Andy Weir travelled a rare road to stardom. He wrote The Martian, a science-rich survival tale of an astronaut left behind on Mars, and then gave it away for free online. More than a few loved it so he self-published the story as an Amazon kindle book for 99 cents. That’s when Weir’s work achieved liftoff. He scored a major book deal, hit the New York Times bestseller list, and now director Ridley Scott and actor Mat Damon have produced a big-budget screen version of the story. Weir is a busy man this month but took the time to share some thoughts on space exploration and storytelling.
The Martian is a deeply inspiring story. What inspired you to write it?
I was imagining a manned Mars mission, putting it together in my mind. Naturally, you have to account for failure scenarios and have plans for what the crew could do. I realized those failure scenarios made for a pretty interesting story.
Short of another Cold War, what will it take to recapture the enthusiasm of the Apollo era and get the general public excited about space?
I think it'll come down to economics. Eventually, technology will drive down the cost of putting things into Earth orbit. Once that cost gets low enough, mankind's natural desire to expand and explore will take it from there.
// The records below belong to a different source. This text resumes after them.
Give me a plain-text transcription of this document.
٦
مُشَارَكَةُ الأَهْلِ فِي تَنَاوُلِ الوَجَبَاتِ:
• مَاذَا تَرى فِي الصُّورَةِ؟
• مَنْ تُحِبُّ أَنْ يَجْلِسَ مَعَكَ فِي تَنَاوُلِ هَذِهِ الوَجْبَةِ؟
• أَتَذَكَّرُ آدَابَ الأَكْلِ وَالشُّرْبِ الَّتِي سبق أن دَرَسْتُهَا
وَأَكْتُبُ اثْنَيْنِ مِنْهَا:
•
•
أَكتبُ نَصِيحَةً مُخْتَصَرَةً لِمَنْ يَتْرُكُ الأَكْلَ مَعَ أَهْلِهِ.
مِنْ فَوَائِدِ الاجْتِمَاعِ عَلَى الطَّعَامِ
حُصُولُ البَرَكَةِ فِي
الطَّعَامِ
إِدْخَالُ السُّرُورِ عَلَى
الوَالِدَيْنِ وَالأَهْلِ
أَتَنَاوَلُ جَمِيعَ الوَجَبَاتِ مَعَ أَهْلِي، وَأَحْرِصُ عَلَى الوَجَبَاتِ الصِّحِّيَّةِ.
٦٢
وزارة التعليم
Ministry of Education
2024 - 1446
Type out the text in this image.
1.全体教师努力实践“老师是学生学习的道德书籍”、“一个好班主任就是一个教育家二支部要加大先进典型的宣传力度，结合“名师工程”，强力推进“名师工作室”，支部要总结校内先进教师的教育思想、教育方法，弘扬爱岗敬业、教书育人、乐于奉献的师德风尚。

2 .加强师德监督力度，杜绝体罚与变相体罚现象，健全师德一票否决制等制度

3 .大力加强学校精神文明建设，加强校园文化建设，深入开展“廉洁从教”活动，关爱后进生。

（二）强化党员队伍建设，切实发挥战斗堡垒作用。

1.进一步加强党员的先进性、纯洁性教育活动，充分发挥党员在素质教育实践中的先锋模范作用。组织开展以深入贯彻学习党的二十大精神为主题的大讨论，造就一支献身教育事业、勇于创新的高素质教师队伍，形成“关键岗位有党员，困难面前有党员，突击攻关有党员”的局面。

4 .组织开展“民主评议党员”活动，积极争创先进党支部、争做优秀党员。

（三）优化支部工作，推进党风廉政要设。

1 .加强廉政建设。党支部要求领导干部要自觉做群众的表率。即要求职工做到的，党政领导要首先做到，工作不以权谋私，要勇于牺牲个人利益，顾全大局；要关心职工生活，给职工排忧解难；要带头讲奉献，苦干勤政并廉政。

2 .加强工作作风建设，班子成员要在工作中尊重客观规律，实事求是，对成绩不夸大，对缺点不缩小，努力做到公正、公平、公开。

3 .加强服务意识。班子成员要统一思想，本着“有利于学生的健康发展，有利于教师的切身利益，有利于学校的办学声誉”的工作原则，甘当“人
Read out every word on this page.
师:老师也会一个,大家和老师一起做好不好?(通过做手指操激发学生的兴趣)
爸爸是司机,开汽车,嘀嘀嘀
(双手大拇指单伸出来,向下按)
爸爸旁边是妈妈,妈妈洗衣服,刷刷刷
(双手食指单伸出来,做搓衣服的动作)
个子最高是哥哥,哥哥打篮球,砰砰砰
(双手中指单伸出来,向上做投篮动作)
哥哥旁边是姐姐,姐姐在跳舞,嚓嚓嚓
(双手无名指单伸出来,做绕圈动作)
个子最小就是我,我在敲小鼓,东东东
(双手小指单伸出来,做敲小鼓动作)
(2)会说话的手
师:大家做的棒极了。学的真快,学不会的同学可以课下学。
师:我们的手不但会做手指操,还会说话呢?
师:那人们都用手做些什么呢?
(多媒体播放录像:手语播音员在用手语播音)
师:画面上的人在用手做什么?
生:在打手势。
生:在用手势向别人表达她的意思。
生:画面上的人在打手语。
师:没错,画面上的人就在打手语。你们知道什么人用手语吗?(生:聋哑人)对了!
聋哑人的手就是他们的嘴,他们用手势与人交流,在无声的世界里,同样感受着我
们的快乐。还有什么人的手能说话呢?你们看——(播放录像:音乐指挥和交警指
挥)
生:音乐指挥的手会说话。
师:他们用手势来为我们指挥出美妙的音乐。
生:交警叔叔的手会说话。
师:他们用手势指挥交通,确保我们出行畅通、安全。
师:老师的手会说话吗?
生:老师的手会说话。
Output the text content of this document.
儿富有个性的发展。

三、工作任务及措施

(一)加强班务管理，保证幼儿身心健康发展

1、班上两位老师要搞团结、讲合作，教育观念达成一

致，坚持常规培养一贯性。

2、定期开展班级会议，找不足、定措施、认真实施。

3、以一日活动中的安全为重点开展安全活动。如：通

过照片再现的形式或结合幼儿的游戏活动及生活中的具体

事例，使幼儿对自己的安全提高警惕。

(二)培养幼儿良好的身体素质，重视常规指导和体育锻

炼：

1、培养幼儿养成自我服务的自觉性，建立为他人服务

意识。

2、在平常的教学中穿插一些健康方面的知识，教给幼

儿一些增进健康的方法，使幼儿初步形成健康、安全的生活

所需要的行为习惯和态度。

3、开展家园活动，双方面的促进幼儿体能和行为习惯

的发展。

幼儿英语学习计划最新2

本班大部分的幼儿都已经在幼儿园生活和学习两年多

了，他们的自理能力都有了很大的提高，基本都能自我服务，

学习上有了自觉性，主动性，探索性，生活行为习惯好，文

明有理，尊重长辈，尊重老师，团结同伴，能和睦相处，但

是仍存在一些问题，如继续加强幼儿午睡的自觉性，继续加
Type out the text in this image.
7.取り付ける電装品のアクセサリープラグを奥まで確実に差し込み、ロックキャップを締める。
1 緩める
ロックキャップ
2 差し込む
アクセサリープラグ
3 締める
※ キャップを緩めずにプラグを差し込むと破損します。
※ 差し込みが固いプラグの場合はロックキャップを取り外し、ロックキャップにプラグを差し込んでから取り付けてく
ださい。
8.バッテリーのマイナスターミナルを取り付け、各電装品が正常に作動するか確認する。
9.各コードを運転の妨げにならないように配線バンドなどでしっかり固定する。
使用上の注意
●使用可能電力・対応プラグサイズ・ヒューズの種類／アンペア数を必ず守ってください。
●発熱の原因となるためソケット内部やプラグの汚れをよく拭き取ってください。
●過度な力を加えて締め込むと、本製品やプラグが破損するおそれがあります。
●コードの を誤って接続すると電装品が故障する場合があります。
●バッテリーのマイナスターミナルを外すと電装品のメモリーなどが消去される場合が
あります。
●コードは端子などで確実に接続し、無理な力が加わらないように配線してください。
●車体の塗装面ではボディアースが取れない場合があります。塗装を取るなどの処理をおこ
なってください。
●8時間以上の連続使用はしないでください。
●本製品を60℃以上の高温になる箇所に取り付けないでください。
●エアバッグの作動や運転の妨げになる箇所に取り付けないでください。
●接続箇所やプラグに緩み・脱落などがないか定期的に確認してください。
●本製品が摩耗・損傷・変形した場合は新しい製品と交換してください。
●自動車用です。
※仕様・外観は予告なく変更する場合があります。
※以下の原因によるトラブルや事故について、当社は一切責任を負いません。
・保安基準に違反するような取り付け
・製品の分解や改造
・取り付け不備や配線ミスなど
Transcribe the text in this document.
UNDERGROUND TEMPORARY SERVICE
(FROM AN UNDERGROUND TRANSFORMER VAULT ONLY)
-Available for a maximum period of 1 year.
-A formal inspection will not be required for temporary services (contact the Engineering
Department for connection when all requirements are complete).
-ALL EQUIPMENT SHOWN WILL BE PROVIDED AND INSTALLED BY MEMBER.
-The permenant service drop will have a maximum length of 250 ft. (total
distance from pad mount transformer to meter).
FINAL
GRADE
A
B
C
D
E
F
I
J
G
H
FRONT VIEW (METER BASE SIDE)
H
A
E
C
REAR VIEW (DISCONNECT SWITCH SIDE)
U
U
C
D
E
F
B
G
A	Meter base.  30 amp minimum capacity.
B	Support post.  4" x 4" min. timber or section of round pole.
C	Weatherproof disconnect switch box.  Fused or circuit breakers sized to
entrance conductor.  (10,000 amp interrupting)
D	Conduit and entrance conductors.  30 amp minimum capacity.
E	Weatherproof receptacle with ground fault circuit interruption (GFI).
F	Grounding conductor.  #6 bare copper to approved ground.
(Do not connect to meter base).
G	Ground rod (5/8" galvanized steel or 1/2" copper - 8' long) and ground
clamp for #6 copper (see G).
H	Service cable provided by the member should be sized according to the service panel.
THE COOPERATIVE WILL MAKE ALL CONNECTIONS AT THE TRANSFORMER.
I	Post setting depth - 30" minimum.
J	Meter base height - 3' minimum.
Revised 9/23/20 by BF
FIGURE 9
Mark Watney is a likeable wise-ass who finds unconventional ways to get things done. How much of you is in him?
Mark is based on my own personality. Though he’s smarter and braver than I am and he doesn’t have my flaws. I guess he’s what I wish I were like.
There has been some talk about The Martian, book and film, possibly sparking a science boom and getting more kids to aim for careers in science. What are your feelings about this?
If it has that effect, that's great. But I never have a purpose to my writing other than to entertain the reader. No moral, no message, nothing like that.
Your book is remarkably accurate with the details and makes it clear that placing people on Mars won’t be easy. In light of the challenges, how likely do you think it is that we will establish a permanent human presence on Mars within the next fifty to eighty years?
A permanent presence? Extremely unlikely in the timeframe you specify. But a manned mission is very plausible.
Why does science fiction matter? What does it add to human culture?
To me, the sole purpose of fiction is to entertain. When it tries to do anything else, I usually don't enjoy it. I don't like being preached at. So when I write, I write to entertain and nothing else. Sci-Fi is useful in that it causes people to imagine a better world, but the goal of a sci-fi book should be, in my opinion, to make the reader enjoy themselves.